Hawkins County's economic resilience depends on its capacity to attract or develop non-manufacturing employment. Tennessee's broader economy has diversified significantly around healthcare, professional services, and technology—reflected in H-1B visa concentrations at St. Jude Children's Research Hospital (1,047 petitions), FedEx (1,023 petitions), and Vanderbilt University (885 petitions). None of these employers operate major facilities in Hawkins County, indicating that the county has not captured significant shares of Tennessee's growth in higher-wage, knowledge-intensive sectors.

Regional Context and Comparative Position

Hawkins County's two WARN notices place it in the lower-disruption category compared to other rural Tennessee counties, many of which have experienced sustained manufacturing decline over the past 15 years. However, this relative stability should not be misinterpreted as strength. Tennessee's state-level insured unemployment rate of 0.55 percent as of April 2026 masks significant substate variation, with rural manufacturing-dependent counties typically experiencing higher unemployment than urban centers.

The state's H-1B petition concentration—37,949 certified petitions across 5,026 unique employers—clusters overwhelmingly in Nashville, Memphis, and Knoxville metropolitan areas and around anchor institutions like St. Jude, Vanderbilt, and FedEx. Hawkins County, located in the upper east portion of the state away from these regional economic hubs, has not benefited from the spillover effects of tech talent migration or healthcare sector expansion. This geographic disadvantage suggests that Hawkins County's comparative advantage remains tied to traditional manufacturing and natural resource extraction, sectors increasingly subject to structural decline and automation.

Foreign Labor and Domestic Workforce Dynamics

The data provided does not indicate that Cooper-Standard Holdings or AGC Flat Glass appear in H-1B petition datasets, making it impossible to assess whether these employers simultaneously engaged in foreign worker hiring while conducting domestic layoffs. However, the broader absence of substantial H-1B hiring activity in Hawkins County compared to state aggregates suggests that foreign labor substitution is not a primary driver of manufacturing workforce reduction in the county.
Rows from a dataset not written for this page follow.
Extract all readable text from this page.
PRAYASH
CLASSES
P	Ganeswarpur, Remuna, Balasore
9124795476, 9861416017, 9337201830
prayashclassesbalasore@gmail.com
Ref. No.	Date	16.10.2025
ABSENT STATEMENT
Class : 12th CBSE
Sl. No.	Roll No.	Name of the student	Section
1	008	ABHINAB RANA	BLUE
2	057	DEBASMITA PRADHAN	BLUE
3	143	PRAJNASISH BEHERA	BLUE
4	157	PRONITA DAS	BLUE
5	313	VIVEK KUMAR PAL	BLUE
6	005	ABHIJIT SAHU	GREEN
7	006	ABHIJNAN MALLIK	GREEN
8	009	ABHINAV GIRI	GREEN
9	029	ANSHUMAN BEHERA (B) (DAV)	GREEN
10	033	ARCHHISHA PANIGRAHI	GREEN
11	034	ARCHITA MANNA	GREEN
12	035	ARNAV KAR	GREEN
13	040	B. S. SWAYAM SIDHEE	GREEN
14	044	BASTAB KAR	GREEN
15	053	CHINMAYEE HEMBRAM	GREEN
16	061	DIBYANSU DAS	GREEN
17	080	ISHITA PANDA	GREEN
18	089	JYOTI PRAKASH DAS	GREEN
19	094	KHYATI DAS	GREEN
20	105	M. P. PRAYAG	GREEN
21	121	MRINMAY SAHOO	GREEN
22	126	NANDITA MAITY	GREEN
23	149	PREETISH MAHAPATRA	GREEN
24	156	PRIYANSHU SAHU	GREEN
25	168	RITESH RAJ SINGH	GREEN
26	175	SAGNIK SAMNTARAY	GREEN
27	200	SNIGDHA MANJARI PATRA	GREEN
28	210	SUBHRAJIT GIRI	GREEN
The occupational distribution of Tennessee's H-1B petitions reflects the state's economic geography: computer systems analysts (3,353 petitions), software developers (multiple categories totaling over 3,600 petitions), and computer programmers (1,934 petitions) dominate foreign worker hiring. These occupations are concentrated in urban technology and financial services hubs, not in rural manufacturing counties like Hawkins. The absence of H-1B activity in Hawkins County's manufacturing base indicates that workforce reduction there stems from automation, production shifts, or demand contraction rather than labor arbitrage through visa-dependent foreign hiring.

The current state of Tennessee's labor market—with initial jobless claims down 21.8 percent year-over-year despite upticks in the 4-week trend—provides temporary insulation for displaced Hawkins County workers. However, the divergence between declining long-term unemployment and rising short-term claims suggests shifting labor market conditions that could narrow reemployment opportunities for manufacturing workers over the next 12-18 months.